Figure 4. Ifitm3 is constitutively expressed by many respiratory tissues and induced in lower airway epithelium by influenza.

Many lung tissues constitutively express Ifitm3. Panels show Ifitm3 expression (stained red/brown) in uninfected wild type (top) and infected wild type (6 DPI, middle) animals. Comparable tissues from knockout mice (bottom) are included as negative controls. (A–C) Ifitm3 expression was induced on lower airway (*) epithelium following influenza infection. Constitutive expression was observed on the endothelium of blood vessels (arrowheads). The endothelial cells in (A) and (B) provide a reference for staining intensity between the two slides. (D–E) In contrast to lower airway epithelial cells, upper airway epithelial cells constitutively express Ifitm3. Ifitm3 localizes to the apical borders of ciliated epithelial cells (arrows, inset shows magnified view of indicated cell in which the cilia can be visualized). In the infected animal in (E), the lesioned epithelium has become dysplastic. The flattened, non-ciliated epithelial cells show punctate cytoplasmic, rather than apical, staining. Interspersed goblet cells (arrowhead) do not stain. (G–I) Ifitm3 is constitutively and robustly expressed by the visceral pleura. (J–L) Leukocytes (arrows) often strongly express Ifitm3. The arrow in (J) indicates a circulating leukocyte. In (K), Ifitm3 expression can be seen on inflammatory cells recruited to a pneumonia lesion.

Figure 5. Ifitm3 is expressed by the target cells of influenza A virus.
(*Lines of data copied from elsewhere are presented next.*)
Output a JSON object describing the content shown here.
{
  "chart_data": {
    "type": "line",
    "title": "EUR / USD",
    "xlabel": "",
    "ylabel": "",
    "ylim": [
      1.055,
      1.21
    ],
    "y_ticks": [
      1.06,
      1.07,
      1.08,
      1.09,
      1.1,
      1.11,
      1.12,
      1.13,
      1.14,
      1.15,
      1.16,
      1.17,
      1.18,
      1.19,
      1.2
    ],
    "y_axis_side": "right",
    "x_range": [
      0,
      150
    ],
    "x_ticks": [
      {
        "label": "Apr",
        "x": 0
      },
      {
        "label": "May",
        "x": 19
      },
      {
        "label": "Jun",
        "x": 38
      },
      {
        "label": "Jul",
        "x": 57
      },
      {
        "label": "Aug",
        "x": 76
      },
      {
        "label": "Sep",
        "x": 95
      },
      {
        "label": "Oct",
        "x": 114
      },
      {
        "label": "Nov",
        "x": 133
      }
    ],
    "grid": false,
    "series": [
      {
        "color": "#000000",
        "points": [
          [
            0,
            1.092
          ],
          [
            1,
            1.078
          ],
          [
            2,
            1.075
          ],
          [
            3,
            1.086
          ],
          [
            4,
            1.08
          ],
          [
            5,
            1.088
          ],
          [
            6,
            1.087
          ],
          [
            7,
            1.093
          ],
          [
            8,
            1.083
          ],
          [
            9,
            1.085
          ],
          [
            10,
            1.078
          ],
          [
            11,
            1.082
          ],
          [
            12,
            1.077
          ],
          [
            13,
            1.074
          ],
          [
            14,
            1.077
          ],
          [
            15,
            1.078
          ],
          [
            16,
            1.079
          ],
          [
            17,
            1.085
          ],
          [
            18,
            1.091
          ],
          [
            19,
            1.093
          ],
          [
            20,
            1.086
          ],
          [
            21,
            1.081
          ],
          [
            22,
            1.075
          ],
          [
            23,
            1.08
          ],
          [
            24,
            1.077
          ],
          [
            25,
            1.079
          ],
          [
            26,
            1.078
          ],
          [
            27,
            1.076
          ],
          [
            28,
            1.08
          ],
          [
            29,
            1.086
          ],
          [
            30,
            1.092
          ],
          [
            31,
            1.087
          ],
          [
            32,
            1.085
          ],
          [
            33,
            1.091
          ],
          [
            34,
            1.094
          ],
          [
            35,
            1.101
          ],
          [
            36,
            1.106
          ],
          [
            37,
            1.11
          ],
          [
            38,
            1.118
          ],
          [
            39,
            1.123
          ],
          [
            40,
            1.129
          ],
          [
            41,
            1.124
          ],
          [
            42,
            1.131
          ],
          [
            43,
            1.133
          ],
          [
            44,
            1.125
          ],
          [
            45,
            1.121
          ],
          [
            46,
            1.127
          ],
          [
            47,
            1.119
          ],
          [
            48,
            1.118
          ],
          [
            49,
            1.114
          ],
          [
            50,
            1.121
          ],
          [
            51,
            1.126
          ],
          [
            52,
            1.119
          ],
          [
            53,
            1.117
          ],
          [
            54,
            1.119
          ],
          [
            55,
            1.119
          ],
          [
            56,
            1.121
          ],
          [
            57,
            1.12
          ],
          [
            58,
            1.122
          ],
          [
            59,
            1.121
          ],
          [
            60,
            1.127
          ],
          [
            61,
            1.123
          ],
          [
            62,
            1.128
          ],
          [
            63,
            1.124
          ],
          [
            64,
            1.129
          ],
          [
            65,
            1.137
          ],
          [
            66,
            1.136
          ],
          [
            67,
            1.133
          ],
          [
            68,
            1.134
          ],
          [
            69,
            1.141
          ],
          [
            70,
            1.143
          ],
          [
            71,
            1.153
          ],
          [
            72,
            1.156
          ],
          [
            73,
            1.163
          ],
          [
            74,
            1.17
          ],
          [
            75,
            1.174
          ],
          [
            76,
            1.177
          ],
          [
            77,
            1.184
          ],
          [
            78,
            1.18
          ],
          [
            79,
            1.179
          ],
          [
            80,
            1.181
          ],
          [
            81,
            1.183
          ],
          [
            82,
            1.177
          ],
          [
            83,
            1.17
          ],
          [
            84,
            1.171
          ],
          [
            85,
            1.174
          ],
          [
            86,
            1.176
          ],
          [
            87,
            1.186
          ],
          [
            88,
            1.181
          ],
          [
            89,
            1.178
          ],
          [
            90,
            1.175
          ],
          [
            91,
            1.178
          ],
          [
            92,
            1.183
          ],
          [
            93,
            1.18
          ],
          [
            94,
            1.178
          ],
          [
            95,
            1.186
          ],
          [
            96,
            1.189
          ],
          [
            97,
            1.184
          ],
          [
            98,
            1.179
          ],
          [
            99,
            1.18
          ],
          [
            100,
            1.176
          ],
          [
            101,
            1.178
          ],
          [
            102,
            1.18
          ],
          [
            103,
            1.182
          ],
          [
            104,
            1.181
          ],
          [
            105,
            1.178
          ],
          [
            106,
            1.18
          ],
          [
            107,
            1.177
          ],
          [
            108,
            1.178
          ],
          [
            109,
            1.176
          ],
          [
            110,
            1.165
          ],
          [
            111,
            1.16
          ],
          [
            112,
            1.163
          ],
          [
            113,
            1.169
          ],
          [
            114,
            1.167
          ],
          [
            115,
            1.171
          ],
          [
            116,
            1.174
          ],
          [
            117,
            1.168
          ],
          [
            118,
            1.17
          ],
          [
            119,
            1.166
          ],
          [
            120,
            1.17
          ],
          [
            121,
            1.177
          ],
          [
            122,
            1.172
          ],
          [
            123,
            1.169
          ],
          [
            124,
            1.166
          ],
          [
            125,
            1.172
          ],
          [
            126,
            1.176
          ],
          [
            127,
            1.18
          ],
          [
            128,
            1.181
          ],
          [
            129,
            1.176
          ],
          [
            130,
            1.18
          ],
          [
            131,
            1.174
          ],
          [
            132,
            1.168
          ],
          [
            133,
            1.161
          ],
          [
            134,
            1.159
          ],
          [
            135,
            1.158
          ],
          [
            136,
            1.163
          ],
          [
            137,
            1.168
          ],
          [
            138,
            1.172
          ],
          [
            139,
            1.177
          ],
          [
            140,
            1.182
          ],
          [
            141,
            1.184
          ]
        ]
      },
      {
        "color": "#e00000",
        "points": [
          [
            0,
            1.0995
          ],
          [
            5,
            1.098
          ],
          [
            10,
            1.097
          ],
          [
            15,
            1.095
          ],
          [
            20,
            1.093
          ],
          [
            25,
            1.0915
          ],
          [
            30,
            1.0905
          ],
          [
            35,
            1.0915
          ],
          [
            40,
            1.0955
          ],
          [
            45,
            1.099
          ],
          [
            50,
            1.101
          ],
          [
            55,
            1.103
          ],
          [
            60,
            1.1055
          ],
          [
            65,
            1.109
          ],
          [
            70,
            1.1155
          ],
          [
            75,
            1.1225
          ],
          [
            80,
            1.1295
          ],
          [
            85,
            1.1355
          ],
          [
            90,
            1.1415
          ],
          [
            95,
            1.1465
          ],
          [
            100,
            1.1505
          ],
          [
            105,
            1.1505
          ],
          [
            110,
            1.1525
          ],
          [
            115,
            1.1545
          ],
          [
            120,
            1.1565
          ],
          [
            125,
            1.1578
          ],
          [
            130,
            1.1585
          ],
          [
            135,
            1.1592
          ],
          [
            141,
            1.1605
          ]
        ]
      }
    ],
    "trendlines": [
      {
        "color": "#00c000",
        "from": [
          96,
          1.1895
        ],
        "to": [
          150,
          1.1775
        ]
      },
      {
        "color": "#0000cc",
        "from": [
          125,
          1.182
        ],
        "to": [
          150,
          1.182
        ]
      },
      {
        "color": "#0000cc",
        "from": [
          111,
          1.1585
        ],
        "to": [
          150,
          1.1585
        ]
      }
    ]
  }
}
Ifitm3 is expressed by the target cells of IAV in infected wild type animals. Laser-scanning confocal micrographs show Ifitm3 (red), influenza A virus antigen (blue), nuclear chromatin (cyan), and either type II pneumocyte marker DC-LAMP (left, green) or lysosomal marker MAC-3 (right, green), against a differential interference contrast background. Tissues shown were harvested from an infected wild type animal at 6 DPI. (A) Ifitm3 is expressed on alveolar type II pneumocytes (arrows) marked by DC-LAMP (green), many of which are Ifitm3 positive (yellow). Occasional infected cells (arrowheads) including an infected Ifitm3 positive cell (magenta) are scattered throughout the parenchyma. Inset: Ifitm3 colocalizes with the lysosome-related organelle marker of type II pneumocytes, DC-LAMP (colocalization depicted in yellow). (B) Ifitm3 is localized to the apical membranes of ciliated respiratory epithelial cells (arrows) lining a bronchiole filled with IAV-infected (blue), necrotic, and Ifitm3-positive cellular debris (*). Ifitm3 does not colocalize with lysosomal marker MAC-3 (green) in these cells. Inset: magnified view of ciliated cell.